Freedom. It’s something for which every human heart longs. That opportunity to connect with God and seek Him. Women throughout history have taught the world something about the need for freedom.
Miriam, from the book of Exodus, helped her brother Moses lead their nation out of slavery into freedom. Retellings of this epic story often leave out that Israel’s freedom was fundamentally tied to the Israelites need to freely worship God which they were not allowed to do in Egypt: “Then say to [Pharoah], ‘The LORD, the God of the Hebrews, has sent me to say to you: Let My people go, so that they may worship Me in the wilderness. But until now you have not listened,’” (Exodus 7:16). Israel’s Exodus reminds us that the freedom of nations is tied to the freedom of religion; one begets the other.
And God’s people, once free from Egypt’s grasp, had to make a conscious, willful decision to follow God. Their religious freedom allowed them to choose rightly or wrongly: “But if serving the LORD seems undesirable to you, then choose for yourselves this day whom you will serve, whether the gods your ancestors served beyond the Euphrates, or the gods of the Amorites, in whose land you are living. But as for me and my household, we will serve the LORD,” (Joshua 24:15).
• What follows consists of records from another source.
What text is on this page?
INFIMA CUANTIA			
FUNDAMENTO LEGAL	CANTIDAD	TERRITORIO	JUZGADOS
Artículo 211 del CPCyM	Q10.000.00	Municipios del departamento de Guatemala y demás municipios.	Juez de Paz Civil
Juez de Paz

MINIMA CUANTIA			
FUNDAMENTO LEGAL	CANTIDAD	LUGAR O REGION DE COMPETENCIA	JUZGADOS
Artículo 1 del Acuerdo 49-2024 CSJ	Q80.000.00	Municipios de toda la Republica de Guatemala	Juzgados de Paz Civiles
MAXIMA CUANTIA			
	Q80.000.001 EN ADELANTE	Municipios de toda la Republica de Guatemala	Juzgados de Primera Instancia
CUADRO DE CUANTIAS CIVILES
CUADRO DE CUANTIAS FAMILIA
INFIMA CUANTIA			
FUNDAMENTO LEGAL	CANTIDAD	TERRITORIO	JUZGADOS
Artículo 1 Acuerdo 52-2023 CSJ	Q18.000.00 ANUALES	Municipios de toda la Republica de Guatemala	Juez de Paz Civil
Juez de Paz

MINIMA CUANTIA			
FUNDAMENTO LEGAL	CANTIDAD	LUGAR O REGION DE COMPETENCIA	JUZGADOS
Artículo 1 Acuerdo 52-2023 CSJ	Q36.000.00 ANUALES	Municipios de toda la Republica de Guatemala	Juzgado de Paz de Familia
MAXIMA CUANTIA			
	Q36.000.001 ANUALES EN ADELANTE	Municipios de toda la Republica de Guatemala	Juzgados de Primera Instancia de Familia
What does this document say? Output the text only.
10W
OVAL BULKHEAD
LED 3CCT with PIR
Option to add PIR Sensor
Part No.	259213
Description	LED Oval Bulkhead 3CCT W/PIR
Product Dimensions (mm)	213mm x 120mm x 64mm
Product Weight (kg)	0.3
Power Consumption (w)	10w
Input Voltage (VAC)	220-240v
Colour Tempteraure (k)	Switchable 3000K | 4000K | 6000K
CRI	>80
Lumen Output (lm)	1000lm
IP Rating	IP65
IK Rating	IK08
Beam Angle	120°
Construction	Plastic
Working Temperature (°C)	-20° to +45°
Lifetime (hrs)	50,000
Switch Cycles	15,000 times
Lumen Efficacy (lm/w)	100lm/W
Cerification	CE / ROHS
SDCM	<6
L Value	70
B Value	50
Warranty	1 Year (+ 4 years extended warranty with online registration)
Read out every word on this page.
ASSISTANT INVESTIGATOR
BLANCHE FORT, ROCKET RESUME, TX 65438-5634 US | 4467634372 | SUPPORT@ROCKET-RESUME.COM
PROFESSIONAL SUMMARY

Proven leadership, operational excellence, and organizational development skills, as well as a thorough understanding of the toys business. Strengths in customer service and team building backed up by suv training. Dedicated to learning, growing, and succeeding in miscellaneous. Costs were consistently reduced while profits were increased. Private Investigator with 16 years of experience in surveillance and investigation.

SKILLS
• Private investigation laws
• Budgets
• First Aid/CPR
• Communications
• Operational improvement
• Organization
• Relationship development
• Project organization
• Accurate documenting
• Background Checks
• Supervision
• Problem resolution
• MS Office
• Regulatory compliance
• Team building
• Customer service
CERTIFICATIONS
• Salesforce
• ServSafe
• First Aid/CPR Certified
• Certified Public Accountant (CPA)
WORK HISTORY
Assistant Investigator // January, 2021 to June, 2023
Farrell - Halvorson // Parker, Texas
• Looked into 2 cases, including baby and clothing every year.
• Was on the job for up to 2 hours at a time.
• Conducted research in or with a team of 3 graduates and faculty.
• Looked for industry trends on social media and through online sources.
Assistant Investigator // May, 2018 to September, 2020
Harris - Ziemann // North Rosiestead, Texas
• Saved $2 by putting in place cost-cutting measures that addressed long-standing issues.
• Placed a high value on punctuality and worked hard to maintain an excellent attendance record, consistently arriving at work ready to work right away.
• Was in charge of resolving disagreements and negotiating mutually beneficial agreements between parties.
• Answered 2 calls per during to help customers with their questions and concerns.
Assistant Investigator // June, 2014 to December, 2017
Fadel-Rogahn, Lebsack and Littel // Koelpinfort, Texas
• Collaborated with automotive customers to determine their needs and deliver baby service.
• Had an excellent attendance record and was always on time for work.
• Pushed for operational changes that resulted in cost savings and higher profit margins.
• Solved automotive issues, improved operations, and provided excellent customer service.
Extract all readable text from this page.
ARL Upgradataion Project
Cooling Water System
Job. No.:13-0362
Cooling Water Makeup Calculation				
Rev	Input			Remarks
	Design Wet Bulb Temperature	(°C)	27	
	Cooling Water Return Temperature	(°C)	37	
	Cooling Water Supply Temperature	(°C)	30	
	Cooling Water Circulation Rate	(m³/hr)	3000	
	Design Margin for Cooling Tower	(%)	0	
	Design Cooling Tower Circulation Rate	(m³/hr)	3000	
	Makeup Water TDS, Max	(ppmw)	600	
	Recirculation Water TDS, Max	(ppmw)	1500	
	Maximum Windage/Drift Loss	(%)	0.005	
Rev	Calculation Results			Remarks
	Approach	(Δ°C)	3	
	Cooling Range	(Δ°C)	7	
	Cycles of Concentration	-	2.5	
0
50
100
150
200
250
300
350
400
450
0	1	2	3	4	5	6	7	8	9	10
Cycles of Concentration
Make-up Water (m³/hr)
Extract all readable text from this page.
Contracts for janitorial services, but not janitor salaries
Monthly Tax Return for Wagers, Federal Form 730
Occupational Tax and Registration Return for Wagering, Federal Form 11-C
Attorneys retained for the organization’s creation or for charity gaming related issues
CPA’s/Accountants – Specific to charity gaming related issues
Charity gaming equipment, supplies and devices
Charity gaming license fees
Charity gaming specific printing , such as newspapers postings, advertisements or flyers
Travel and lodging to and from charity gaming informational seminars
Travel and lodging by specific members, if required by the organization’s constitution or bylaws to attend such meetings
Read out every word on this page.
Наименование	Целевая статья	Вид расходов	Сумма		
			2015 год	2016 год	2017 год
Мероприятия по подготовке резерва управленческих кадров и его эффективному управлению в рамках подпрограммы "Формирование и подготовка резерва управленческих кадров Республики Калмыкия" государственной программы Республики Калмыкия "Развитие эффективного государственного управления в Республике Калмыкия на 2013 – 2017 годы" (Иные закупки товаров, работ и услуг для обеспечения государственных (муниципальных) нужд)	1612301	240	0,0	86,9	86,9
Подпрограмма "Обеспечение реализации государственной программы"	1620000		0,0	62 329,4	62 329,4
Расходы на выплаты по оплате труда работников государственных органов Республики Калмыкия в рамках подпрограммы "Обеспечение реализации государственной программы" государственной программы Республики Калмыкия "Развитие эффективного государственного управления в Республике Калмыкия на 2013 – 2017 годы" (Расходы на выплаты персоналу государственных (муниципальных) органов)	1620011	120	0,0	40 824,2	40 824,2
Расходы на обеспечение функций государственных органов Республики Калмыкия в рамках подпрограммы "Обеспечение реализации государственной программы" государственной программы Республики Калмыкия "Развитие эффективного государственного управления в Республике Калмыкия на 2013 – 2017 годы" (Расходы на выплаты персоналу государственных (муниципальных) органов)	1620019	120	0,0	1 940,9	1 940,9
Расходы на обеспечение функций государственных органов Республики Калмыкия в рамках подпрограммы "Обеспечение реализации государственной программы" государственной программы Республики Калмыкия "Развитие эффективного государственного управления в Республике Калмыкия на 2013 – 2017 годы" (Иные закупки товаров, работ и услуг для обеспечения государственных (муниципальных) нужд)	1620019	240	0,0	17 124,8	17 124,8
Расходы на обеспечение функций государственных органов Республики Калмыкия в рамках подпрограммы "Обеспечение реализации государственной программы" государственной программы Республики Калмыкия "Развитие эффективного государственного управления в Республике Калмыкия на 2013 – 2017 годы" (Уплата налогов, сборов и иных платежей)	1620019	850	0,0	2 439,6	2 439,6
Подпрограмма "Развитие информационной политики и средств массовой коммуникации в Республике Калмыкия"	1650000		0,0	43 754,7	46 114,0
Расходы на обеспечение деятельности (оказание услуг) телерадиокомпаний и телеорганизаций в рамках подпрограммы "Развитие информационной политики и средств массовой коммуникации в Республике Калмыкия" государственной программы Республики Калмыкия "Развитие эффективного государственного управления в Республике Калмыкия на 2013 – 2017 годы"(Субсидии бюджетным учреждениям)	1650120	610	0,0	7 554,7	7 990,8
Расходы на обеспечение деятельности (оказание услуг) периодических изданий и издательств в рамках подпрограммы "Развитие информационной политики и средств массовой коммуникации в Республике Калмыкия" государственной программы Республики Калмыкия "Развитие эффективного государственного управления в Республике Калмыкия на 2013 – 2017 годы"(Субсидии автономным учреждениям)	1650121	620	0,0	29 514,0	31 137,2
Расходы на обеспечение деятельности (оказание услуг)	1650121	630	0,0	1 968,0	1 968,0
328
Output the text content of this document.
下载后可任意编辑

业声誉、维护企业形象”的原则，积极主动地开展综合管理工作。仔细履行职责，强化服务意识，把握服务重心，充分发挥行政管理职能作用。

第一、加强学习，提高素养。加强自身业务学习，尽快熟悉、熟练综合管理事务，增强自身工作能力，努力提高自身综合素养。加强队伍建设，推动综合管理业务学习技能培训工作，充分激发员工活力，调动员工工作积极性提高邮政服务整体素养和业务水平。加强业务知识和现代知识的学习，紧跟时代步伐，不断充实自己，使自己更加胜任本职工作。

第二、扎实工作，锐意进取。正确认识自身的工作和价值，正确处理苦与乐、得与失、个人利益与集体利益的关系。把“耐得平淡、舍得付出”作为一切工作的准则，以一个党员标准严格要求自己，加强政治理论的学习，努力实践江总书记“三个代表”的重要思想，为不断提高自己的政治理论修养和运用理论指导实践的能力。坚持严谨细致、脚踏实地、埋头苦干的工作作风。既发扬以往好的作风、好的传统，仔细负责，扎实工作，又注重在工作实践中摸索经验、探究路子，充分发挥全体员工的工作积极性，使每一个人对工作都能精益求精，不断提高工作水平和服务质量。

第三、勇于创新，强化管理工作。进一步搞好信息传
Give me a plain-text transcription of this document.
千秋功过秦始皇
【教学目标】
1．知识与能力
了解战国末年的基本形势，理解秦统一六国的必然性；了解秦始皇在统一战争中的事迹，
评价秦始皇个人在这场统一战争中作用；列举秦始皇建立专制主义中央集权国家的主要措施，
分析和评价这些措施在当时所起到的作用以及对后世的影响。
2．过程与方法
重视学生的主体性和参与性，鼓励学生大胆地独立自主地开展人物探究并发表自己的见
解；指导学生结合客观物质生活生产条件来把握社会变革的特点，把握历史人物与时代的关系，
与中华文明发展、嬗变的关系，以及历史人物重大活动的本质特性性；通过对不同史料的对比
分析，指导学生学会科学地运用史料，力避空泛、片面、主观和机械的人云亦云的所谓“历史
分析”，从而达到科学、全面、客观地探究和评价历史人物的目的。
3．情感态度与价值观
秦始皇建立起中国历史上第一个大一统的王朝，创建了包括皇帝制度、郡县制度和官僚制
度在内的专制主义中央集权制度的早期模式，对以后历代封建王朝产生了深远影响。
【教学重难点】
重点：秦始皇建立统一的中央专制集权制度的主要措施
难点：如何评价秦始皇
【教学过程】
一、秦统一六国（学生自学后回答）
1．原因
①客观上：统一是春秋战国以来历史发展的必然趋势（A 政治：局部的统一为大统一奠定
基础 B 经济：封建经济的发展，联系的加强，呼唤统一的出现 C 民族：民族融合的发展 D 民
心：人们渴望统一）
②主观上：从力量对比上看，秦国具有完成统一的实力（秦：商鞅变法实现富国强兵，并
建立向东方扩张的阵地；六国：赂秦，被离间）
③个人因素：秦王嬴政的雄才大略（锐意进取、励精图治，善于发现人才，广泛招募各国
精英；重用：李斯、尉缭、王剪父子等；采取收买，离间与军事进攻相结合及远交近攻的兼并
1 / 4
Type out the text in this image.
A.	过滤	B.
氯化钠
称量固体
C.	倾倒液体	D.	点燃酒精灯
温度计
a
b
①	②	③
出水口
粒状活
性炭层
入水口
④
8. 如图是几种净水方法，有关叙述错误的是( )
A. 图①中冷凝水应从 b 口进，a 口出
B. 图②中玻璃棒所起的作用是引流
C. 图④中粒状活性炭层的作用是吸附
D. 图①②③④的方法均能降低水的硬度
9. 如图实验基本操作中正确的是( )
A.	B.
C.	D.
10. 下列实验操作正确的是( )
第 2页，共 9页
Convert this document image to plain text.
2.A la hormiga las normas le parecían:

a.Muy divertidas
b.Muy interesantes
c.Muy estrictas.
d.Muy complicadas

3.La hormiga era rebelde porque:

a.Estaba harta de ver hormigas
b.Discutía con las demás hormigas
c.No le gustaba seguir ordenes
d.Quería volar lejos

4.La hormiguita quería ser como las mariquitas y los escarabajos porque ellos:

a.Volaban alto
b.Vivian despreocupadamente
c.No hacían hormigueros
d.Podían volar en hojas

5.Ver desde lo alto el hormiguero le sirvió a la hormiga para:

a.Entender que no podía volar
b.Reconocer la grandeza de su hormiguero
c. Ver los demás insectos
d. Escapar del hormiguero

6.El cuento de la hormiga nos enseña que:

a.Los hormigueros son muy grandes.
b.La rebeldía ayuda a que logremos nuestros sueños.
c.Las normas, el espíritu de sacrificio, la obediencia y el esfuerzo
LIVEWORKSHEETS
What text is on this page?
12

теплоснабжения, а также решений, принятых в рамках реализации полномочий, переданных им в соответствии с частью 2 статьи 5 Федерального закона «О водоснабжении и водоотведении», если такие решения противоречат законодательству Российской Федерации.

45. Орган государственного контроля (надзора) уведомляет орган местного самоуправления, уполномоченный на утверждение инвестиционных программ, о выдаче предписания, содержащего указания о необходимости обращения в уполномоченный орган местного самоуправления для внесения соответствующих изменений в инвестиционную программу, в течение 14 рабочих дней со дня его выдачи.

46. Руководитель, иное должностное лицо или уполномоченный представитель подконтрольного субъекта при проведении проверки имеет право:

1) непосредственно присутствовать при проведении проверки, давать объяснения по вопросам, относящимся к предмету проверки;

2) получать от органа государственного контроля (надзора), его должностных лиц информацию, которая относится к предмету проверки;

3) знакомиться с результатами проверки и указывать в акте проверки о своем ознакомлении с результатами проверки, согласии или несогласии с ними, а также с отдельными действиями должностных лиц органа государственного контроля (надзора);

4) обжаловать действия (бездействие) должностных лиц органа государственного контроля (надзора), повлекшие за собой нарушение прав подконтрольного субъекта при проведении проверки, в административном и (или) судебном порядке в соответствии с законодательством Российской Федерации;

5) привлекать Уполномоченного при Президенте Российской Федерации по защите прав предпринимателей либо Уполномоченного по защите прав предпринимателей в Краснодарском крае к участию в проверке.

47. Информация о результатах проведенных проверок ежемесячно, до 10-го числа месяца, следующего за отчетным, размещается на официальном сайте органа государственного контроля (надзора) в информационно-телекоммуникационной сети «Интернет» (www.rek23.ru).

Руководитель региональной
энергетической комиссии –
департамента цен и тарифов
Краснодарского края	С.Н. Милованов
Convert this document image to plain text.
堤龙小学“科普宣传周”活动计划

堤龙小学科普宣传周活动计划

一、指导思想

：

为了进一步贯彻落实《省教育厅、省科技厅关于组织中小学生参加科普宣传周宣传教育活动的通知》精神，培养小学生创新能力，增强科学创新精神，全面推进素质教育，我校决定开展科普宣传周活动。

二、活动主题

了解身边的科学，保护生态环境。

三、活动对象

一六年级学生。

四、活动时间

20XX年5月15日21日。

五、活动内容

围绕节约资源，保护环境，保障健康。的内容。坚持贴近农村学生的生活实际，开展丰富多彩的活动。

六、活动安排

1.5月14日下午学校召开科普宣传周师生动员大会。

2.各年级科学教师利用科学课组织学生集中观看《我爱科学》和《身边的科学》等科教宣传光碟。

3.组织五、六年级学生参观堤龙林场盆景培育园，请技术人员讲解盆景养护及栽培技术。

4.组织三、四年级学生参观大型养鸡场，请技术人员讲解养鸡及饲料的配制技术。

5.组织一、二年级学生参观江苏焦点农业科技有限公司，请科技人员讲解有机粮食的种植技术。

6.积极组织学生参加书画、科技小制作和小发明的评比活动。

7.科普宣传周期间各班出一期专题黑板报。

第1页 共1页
Likewise in America, people must choose whether to follow God, and be free and unhindered to do so according to their conscience. In the early days of the colonies, Anne Hutchinson fought for our nation to be one founded on the principle of religious freedom, not one particular sect or denomination against others. In what would become the nation of “E Pluribus Unum (Out of Many, One),” Ann was ahead of her time in respecting conscience. After her own specific religious beliefs lead her to part with the majority religion, she moved to Rhode Island and helped establish freedom of religion there. She was laying the groundwork for what would become a great American value outlined in the eloquent words of the Bill of Rights: “Congress shall make no law respecting an establishment of religion, or prohibiting the free exercise thereof.”
And today it’s Concerned Women for America of Georgia State Director Tanya Ditty who carries on this American legacy of religious freedom. She has stood up for our fundamental right to freedom of conscience — the right to think and believe what we want without fear of punishment. She has fought tirelessly for religious freedom legislation in Georgia that ensures broad-based religious protections for all its citizens. She had this to say about the importance of religious freedom: “It is the bedrock of all liberty, and it must be protected now for the sake of the generations that come behind us.”
Blessings for future generations are such an important concept to America. Ask God how you can be a part of ensuring a legacy of religious freedom in America.